To further parody the Wikipedia article I linked: The general problem of accidental capture is well known within the magical community. Magicians will use banishing rituals and dedicated temple spaces to define the location and duration of a ritual, and to remove any residual, unwanted identifications, for example after invoking an entity.
In other words, most formal, ceremonial magical acts are hygienic.
So what about the everyday intentional, magical acts where we do not set up a temple and banish thoroughly before and after? Should we be worried about contracting astral diseases off door handles? Should we expect demons behind every street corner ready to possess us? Will we ourselves become vehicles of contagion?
No. But there is a class of intentional acts which carry a high possibility of capturing mental identifications: reading or otherwise accessing or interacting with information. To a degree, the new identifications are desired and expected: by reading a book on Chaos Magic, I want to identify with being someone who knows more about the subject.
What if the book carries other, less overt information suitable for identification?
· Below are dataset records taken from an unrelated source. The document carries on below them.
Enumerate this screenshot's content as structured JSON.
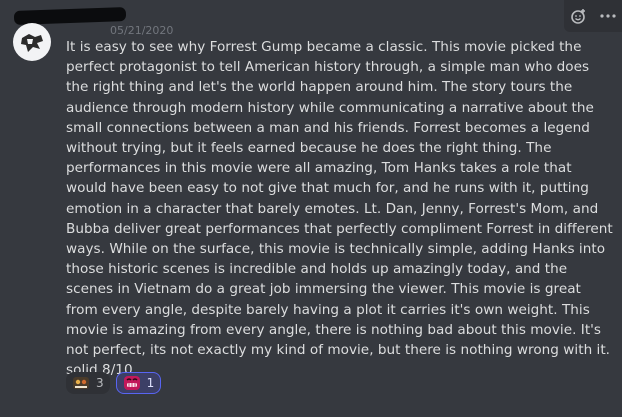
{
  "message": {
    "timestamp": "05/21/2020",
    "content": "It is easy to see why Forrest Gump became a classic. This movie picked the perfect protagonist to tell American history through, a simple man who does the right thing and let's the world happen around him. The story tours the audience through modern history while communicating a narrative about the small connections between a man and his friends. Forrest becomes a legend without trying, but it feels earned because he does the right thing. The performances in this movie were all amazing, Tom Hanks takes a role that would have been easy to not give that much for, and he runs with it, putting emotion in a character that barely emotes. Lt. Dan, Jenny, Forrest's Mom, and Bubba deliver great performances that perfectly compliment Forrest in different ways. While on the surface, this movie is technically simple, adding Hanks into those historic scenes is incredible and holds up amazingly today, and the scenes in Vietnam do a great job immersing the viewer. This movie is great from every angle, despite barely having a plot it carries it's own weight. This movie is amazing from every angle, there is nothing bad about this movie. It's not perfect, its not exactly my kind of movie, but there is nothing wrong with it. solid 8/10"
  },
  "reactions": [
    {
      "icon": "custom-emoji-icon",
      "count": "3"
    },
    {
      "icon": "grin-emoji-icon",
      "count": "1"
    }
  ],
  "toolbar": {
    "add_reaction_icon": "add-reaction-icon",
    "more_icon": "more-options-icon"
  },
  "colors": {
    "background": "#36393f",
    "text": "#dcddde",
    "muted": "#72767d",
    "reaction_active_border": "#5865f2"
  }
}
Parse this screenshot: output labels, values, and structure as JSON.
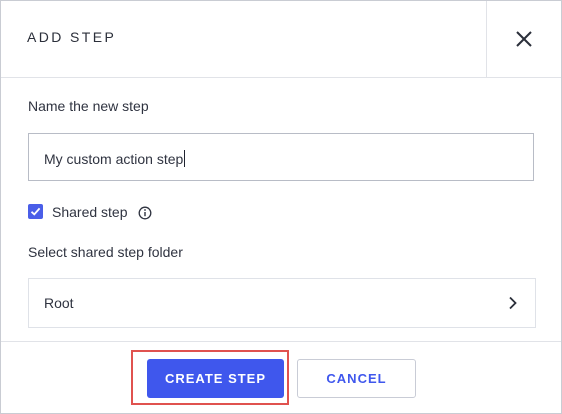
{
  "dialog": {
    "title": "ADD STEP",
    "close_icon": "close-icon"
  },
  "form": {
    "name_label": "Name the new step",
    "name_value": "My custom action step",
    "shared_checked": true,
    "shared_label": "Shared step",
    "info_icon": "info-icon",
    "folder_label": "Select shared step folder",
    "folder_value": "Root",
    "folder_chevron_icon": "chevron-right-icon"
  },
  "footer": {
    "create_label": "CREATE STEP",
    "cancel_label": "CANCEL"
  },
  "colors": {
    "accent": "#3f57ed",
    "checkbox": "#4a5ee8",
    "highlight": "#e0524f"
  }
}
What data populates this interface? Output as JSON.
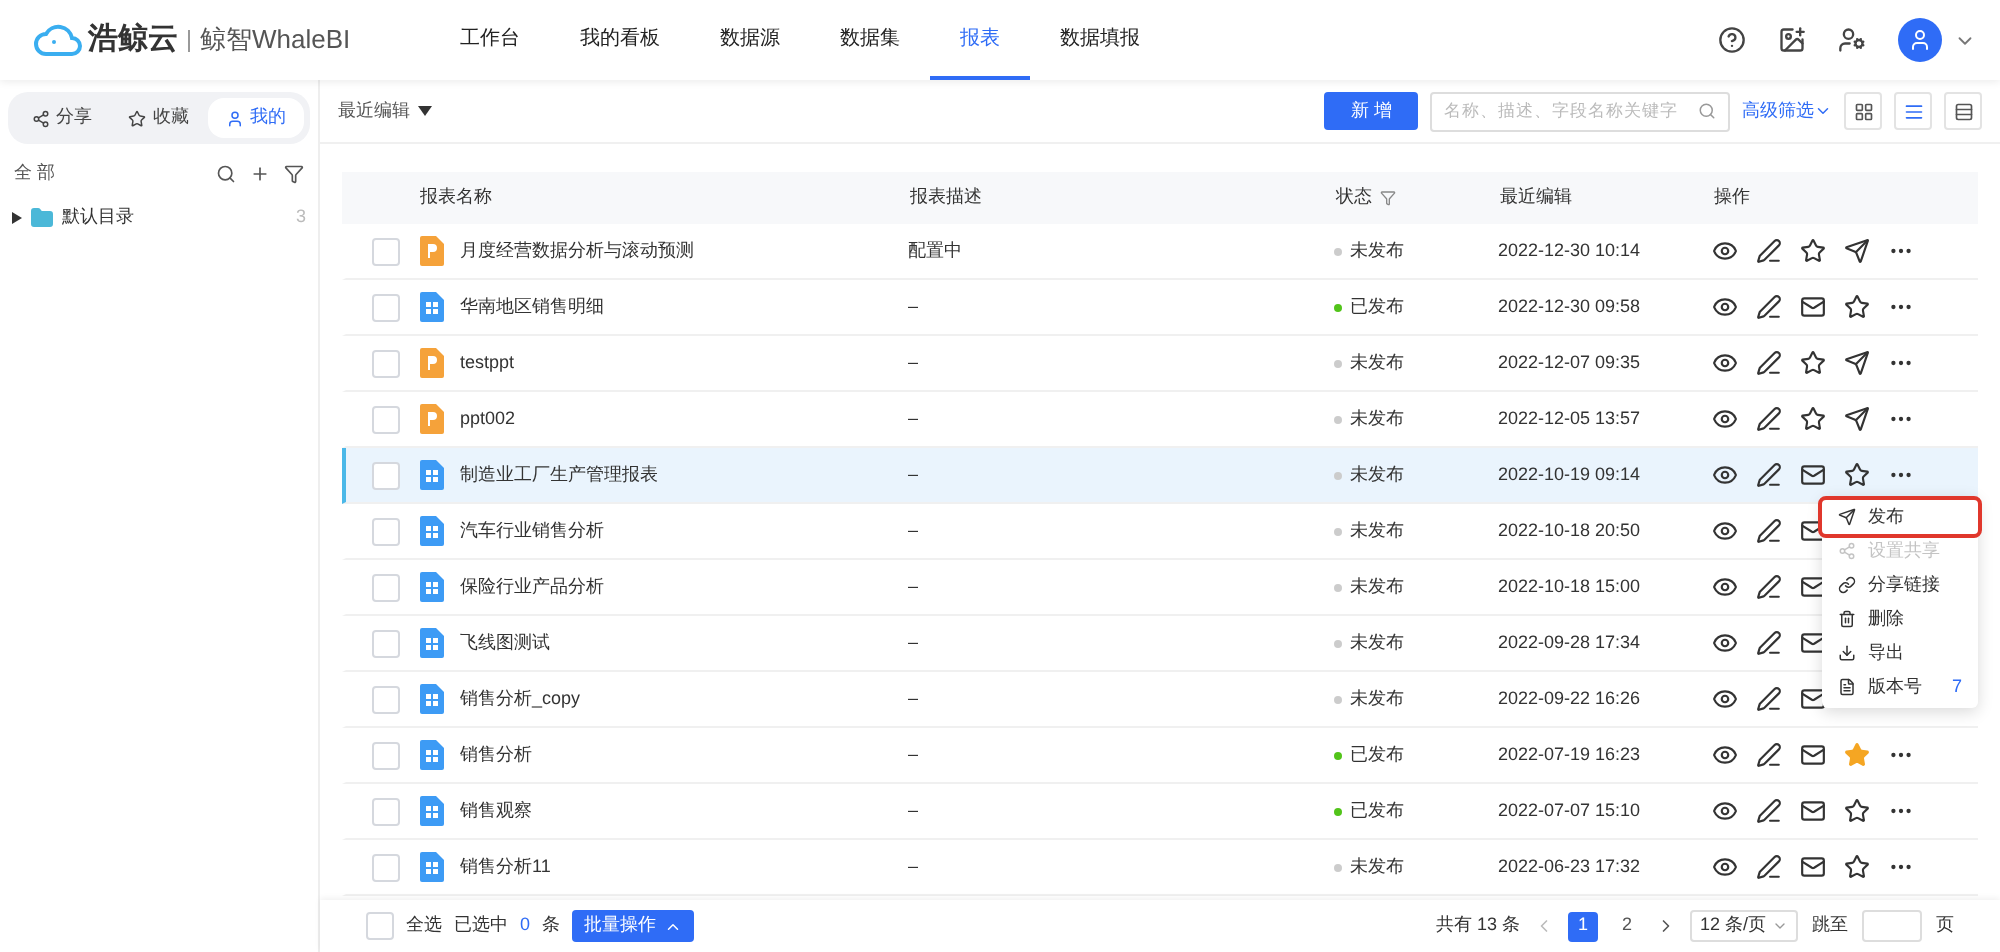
{
  "brand": {
    "name": "浩鲸云",
    "product": "鲸智WhaleBI"
  },
  "nav": [
    {
      "label": "工作台",
      "selected": false
    },
    {
      "label": "我的看板",
      "selected": false
    },
    {
      "label": "数据源",
      "selected": false
    },
    {
      "label": "数据集",
      "selected": false
    },
    {
      "label": "报表",
      "selected": true
    },
    {
      "label": "数据填报",
      "selected": false
    }
  ],
  "sidebar": {
    "tabs": [
      {
        "label": "分享",
        "kind": "share",
        "selected": false
      },
      {
        "label": "收藏",
        "kind": "star",
        "selected": false
      },
      {
        "label": "我的",
        "kind": "user",
        "selected": true
      }
    ],
    "title": "全 部",
    "tree": [
      {
        "label": "默认目录",
        "count": "3",
        "expanded": false
      }
    ]
  },
  "toolbar": {
    "sort": "最近编辑",
    "add": "新 增",
    "search_placeholder": "名称、描述、字段名称关键字",
    "filter": "高级筛选",
    "views": [
      {
        "kind": "grid",
        "selected": false
      },
      {
        "kind": "list",
        "selected": true
      },
      {
        "kind": "table",
        "selected": false
      }
    ]
  },
  "table": {
    "columns": [
      "报表名称",
      "报表描述",
      "状态",
      "最近编辑",
      "操作"
    ],
    "rows": [
      {
        "kind": "ppt",
        "name": "月度经营数据分析与滚动预测",
        "desc": "配置中",
        "published": false,
        "status": "未发布",
        "time": "2022-12-30 10:14",
        "starred": false,
        "selected": false,
        "checked": false
      },
      {
        "kind": "report",
        "name": "华南地区销售明细",
        "desc": "–",
        "published": true,
        "status": "已发布",
        "time": "2022-12-30 09:58",
        "starred": false,
        "selected": false,
        "checked": false
      },
      {
        "kind": "ppt",
        "name": "testppt",
        "desc": "–",
        "published": false,
        "status": "未发布",
        "time": "2022-12-07 09:35",
        "starred": false,
        "selected": false,
        "checked": false
      },
      {
        "kind": "ppt",
        "name": "ppt002",
        "desc": "–",
        "published": false,
        "status": "未发布",
        "time": "2022-12-05 13:57",
        "starred": false,
        "selected": false,
        "checked": false
      },
      {
        "kind": "report",
        "name": "制造业工厂生产管理报表",
        "desc": "–",
        "published": false,
        "status": "未发布",
        "time": "2022-10-19 09:14",
        "starred": false,
        "selected": true,
        "checked": false
      },
      {
        "kind": "report",
        "name": "汽车行业销售分析",
        "desc": "–",
        "published": false,
        "status": "未发布",
        "time": "2022-10-18 20:50",
        "selected": false,
        "checked": false
      },
      {
        "kind": "report",
        "name": "保险行业产品分析",
        "desc": "–",
        "published": false,
        "status": "未发布",
        "time": "2022-10-18 15:00",
        "selected": false,
        "checked": false
      },
      {
        "kind": "report",
        "name": "飞线图测试",
        "desc": "–",
        "published": false,
        "status": "未发布",
        "time": "2022-09-28 17:34",
        "selected": false,
        "checked": false
      },
      {
        "kind": "report",
        "name": "销售分析_copy",
        "desc": "–",
        "published": false,
        "status": "未发布",
        "time": "2022-09-22 16:26",
        "selected": false,
        "checked": false
      },
      {
        "kind": "report",
        "name": "销售分析",
        "desc": "–",
        "published": true,
        "status": "已发布",
        "time": "2022-07-19 16:23",
        "starred": true,
        "selected": false,
        "checked": false
      },
      {
        "kind": "report",
        "name": "销售观察",
        "desc": "–",
        "published": true,
        "status": "已发布",
        "time": "2022-07-07 15:10",
        "starred": false,
        "selected": false,
        "checked": false
      },
      {
        "kind": "report",
        "name": "销售分析11",
        "desc": "–",
        "published": false,
        "status": "未发布",
        "time": "2022-06-23 17:32",
        "starred": false,
        "selected": false,
        "checked": false
      }
    ]
  },
  "menu": [
    {
      "kind": "send",
      "label": "发布",
      "disabled": false,
      "selected": true
    },
    {
      "kind": "share",
      "label": "设置共享",
      "disabled": true,
      "selected": false
    },
    {
      "kind": "link",
      "label": "分享链接",
      "disabled": false,
      "selected": false
    },
    {
      "kind": "trash",
      "label": "删除",
      "disabled": false,
      "selected": false
    },
    {
      "kind": "download",
      "label": "导出",
      "disabled": false,
      "selected": false
    },
    {
      "kind": "version",
      "label": "版本号",
      "badge": "7",
      "disabled": false,
      "selected": false
    }
  ],
  "footer": {
    "select_all": "全选",
    "select_all_checked": false,
    "selected_prefix": "已选中",
    "selected_count": "0",
    "selected_suffix": "条",
    "batch": "批量操作",
    "total": "共有 13 条",
    "pages": [
      {
        "label": "1",
        "selected": true
      },
      {
        "label": "2",
        "selected": false
      }
    ],
    "page_size": "12 条/页",
    "jump": "跳至",
    "page_suffix": "页"
  }
}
By reading a text by Julius Evola for example, I will also be exposed to his latent fascism and appreciation of the nazi “order” of the SS. Will this turn me into a reactionary genocidal black brother? Not immediately, I am sure. And maybe not in the long term either, depending on my other identifications and preferences. I already know that the author had ideological affiliations which I reject, so I will be alert and my magical act of intentionally reading Evola will likely be a hygienic one.
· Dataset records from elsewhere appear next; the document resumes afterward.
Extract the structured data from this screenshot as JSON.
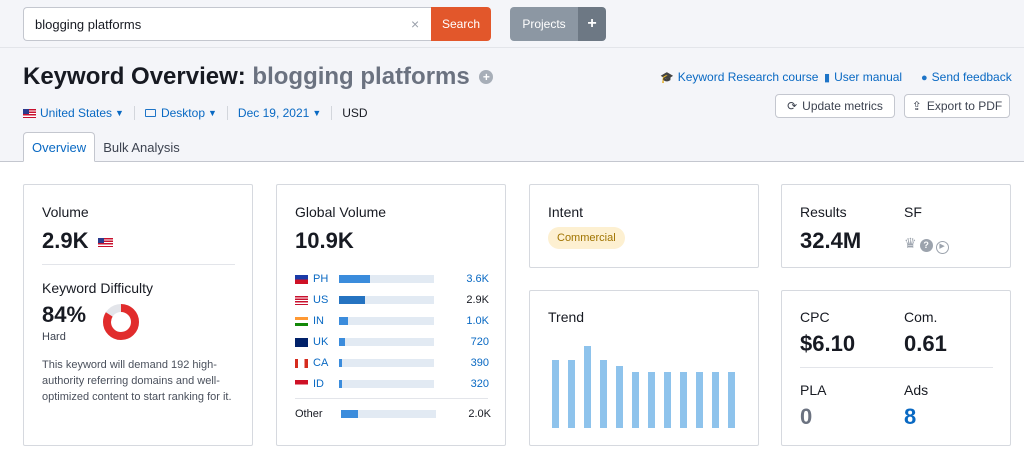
{
  "search": {
    "value": "blogging platforms",
    "button": "Search",
    "clear": "×"
  },
  "projects": {
    "label": "Projects",
    "plus": "+"
  },
  "title": {
    "prefix": "Keyword Overview:",
    "keyword": "blogging platforms",
    "add": "+"
  },
  "links": [
    {
      "label": "Keyword Research course",
      "icon": "graduation-cap-icon"
    },
    {
      "label": "User manual",
      "icon": "book-icon"
    },
    {
      "label": "Send feedback",
      "icon": "chat-bubble-icon"
    }
  ],
  "filters": {
    "country": "United States",
    "device": "Desktop",
    "date": "Dec 19, 2021",
    "currency": "USD"
  },
  "buttons": {
    "update": "Update metrics",
    "export": "Export to PDF"
  },
  "tabs": [
    "Overview",
    "Bulk Analysis"
  ],
  "volume": {
    "title": "Volume",
    "value": "2.9K"
  },
  "kd": {
    "title": "Keyword Difficulty",
    "value": "84%",
    "level": "Hard",
    "percent": 84,
    "color": "#e12c2c",
    "description": "This keyword will demand 192 high-authority referring domains and well-optimized content to start ranking for it."
  },
  "global_volume": {
    "title": "Global Volume",
    "value": "10.9K",
    "rows": [
      {
        "code": "PH",
        "value": "3.6K",
        "share": 0.33
      },
      {
        "code": "US",
        "value": "2.9K",
        "share": 0.27
      },
      {
        "code": "IN",
        "value": "1.0K",
        "share": 0.09
      },
      {
        "code": "UK",
        "value": "720",
        "share": 0.066
      },
      {
        "code": "CA",
        "value": "390",
        "share": 0.036
      },
      {
        "code": "ID",
        "value": "320",
        "share": 0.03
      }
    ],
    "other": {
      "code": "Other",
      "value": "2.0K",
      "share": 0.18
    }
  },
  "intent": {
    "title": "Intent",
    "badge": "Commercial"
  },
  "trend": {
    "title": "Trend",
    "values": [
      0.71,
      0.71,
      0.85,
      0.71,
      0.65,
      0.58,
      0.58,
      0.58,
      0.58,
      0.58,
      0.58,
      0.58
    ]
  },
  "results": {
    "title": "Results",
    "value": "32.4M",
    "sf_title": "SF",
    "sf_icons": [
      "crown-icon",
      "question-circle-icon",
      "play-circle-icon"
    ]
  },
  "cpc": {
    "title": "CPC",
    "value": "$6.10"
  },
  "com": {
    "title": "Com.",
    "value": "0.61"
  },
  "pla": {
    "title": "PLA",
    "value": "0"
  },
  "ads": {
    "title": "Ads",
    "value": "8"
  },
  "colors": {
    "accent": "#0969c3",
    "search_button": "#e2572b",
    "bar": "#3b8cdc",
    "trend_bar": "#8ec3ec",
    "intent_bg": "#fdf0d1"
  }
}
How about reading Peter Carroll’s blog, an influential writer who is very competent in magic but whose political leanings were not previously on my mental radar? Are the identitarian overtones which I encounter there worthy of my consideration because I am so used to having my preconceived notions about reality challenged by this magician, or are they just more of the murky banality of the dark enlightenment? Or did Peter Carroll himself neglect hygiene by picking up this stray right-wing identification? And of course, questions like these should arise in me not only when accessing texts by magical writers, but when interacting with any information in general.
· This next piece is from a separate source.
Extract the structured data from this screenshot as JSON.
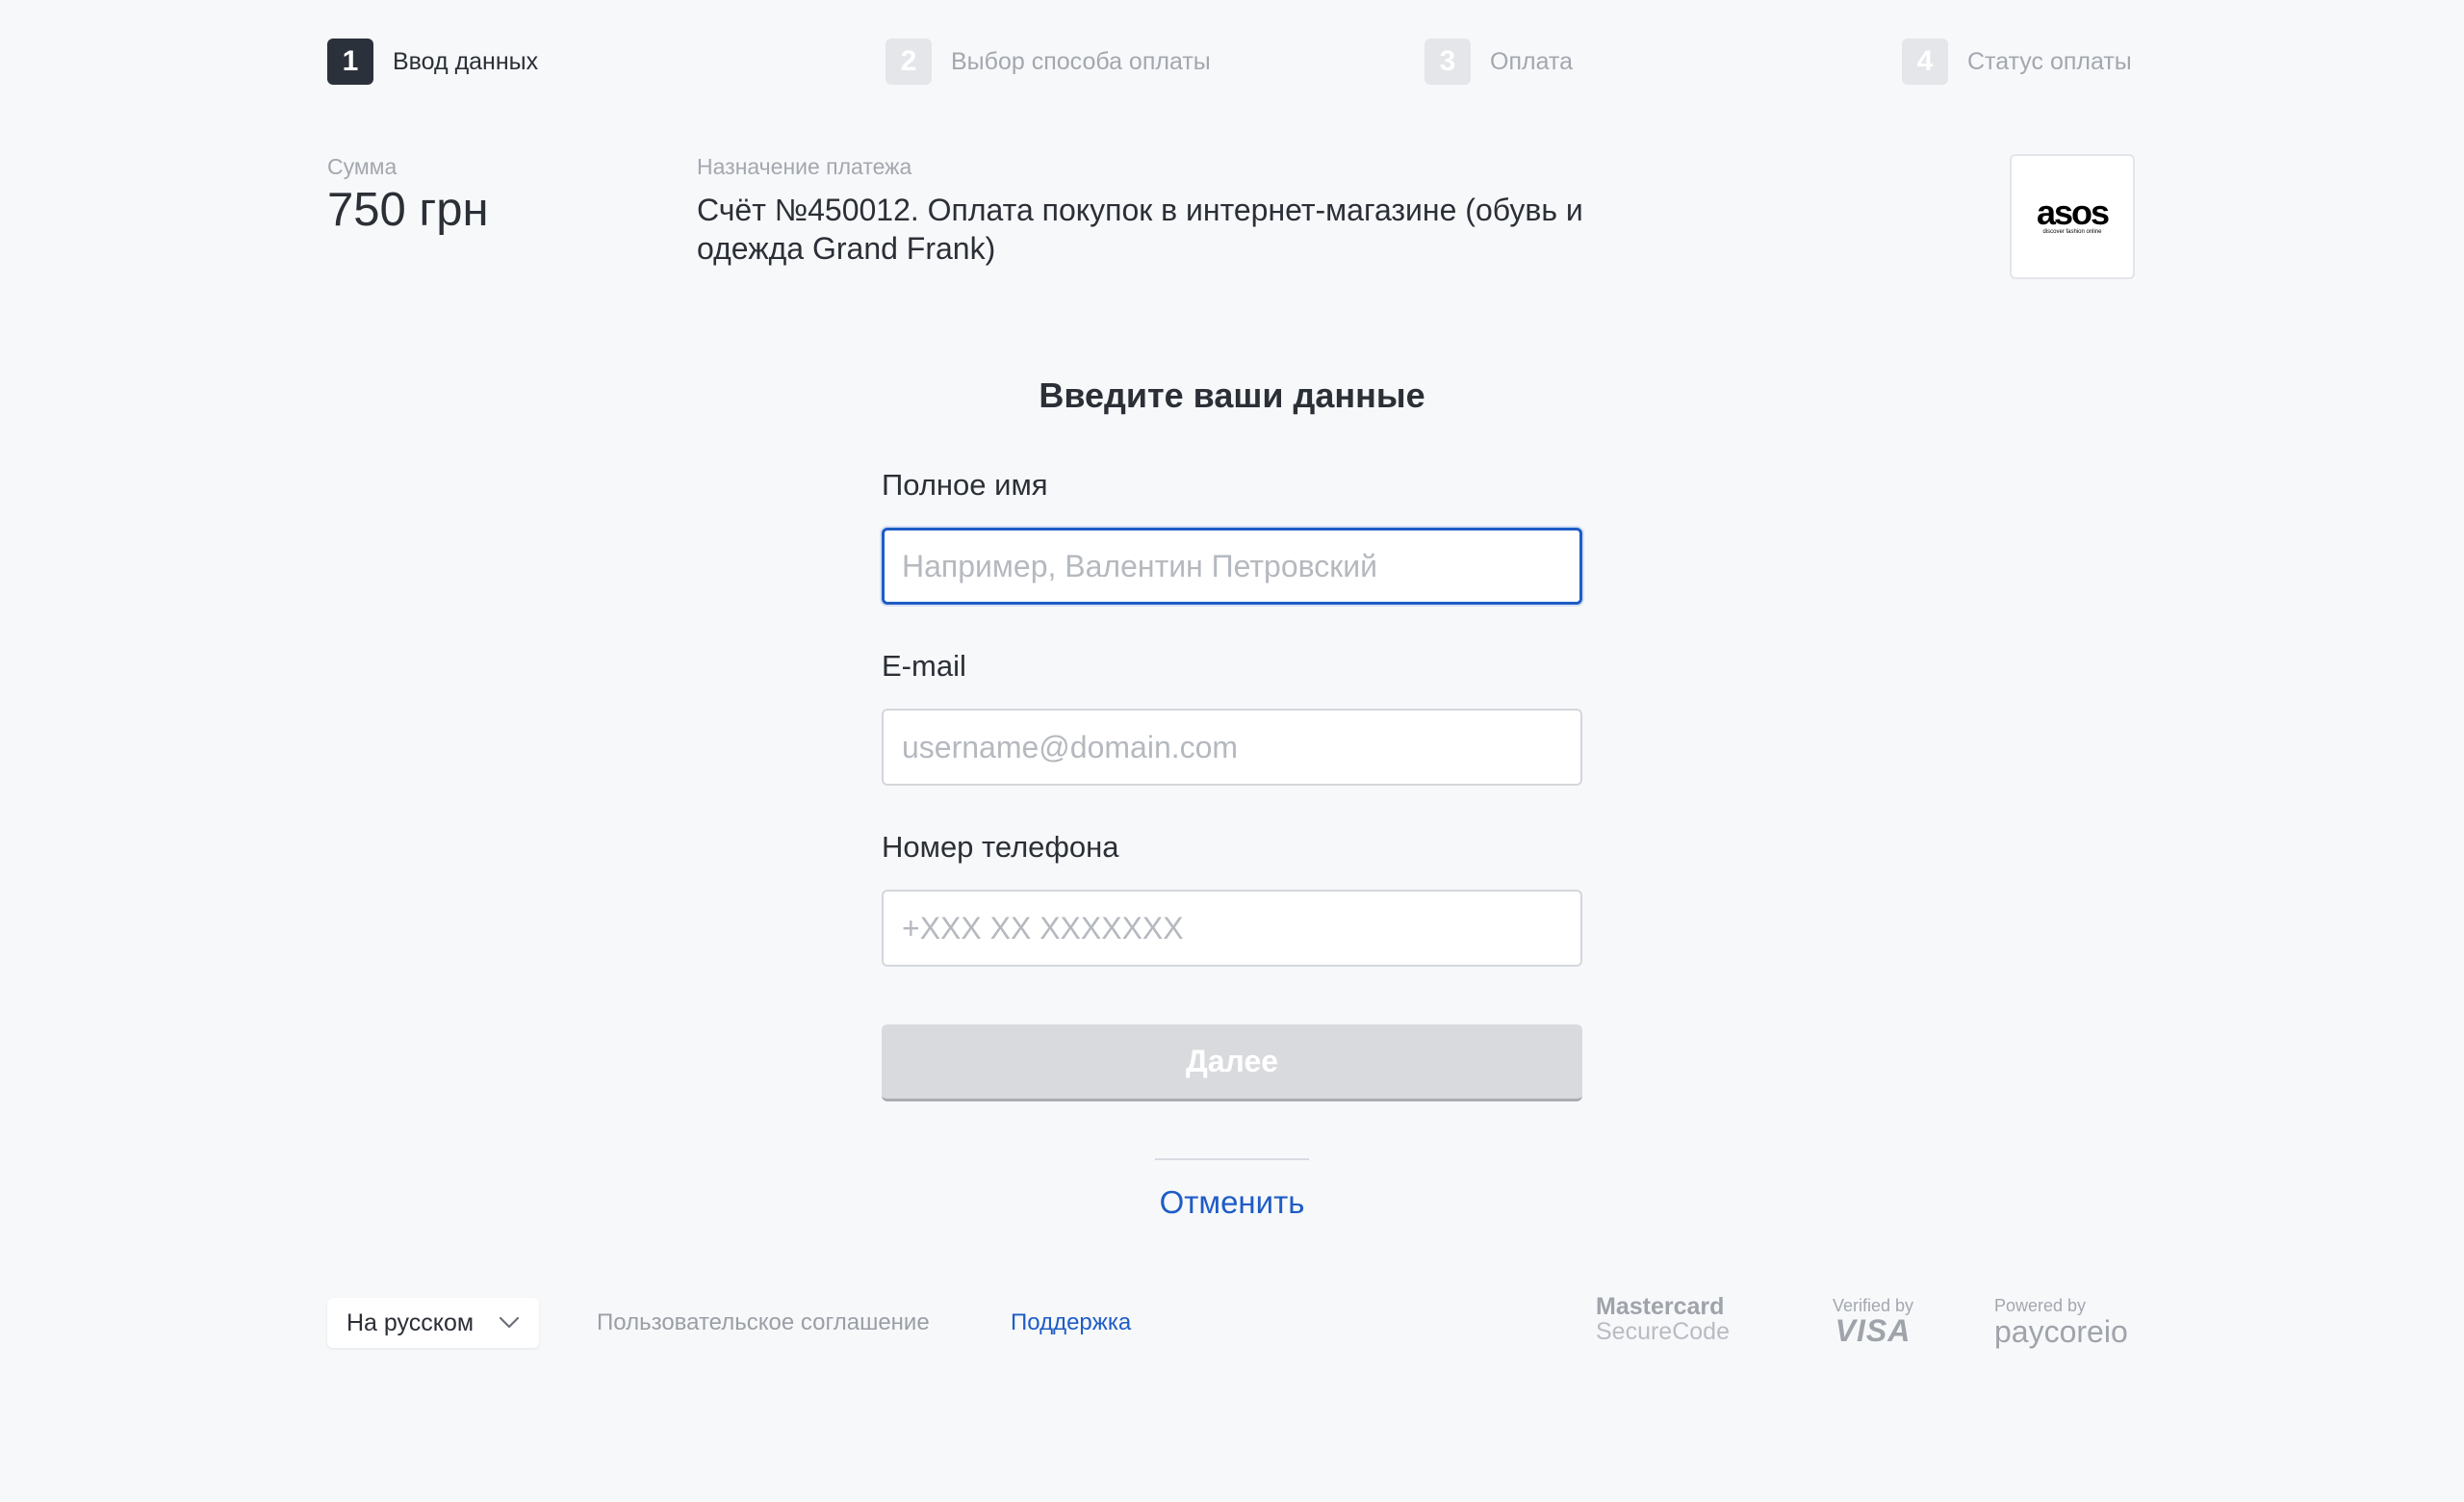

Unfortunately, I know of no simple banishing ritual that will wipe away all traces of accidentally captured identifications. It is tempting to believe that wearing a suitable sigil or chanting a certain mantra will give me the magical equivalent of a condom protecting me from the exchange of fluids and energies during intellectual intercourse, but I am convinced that nothing short of a personal transformation into being more watchful and critical – and hygienic – in the everyday magical act of consuming information is necessary.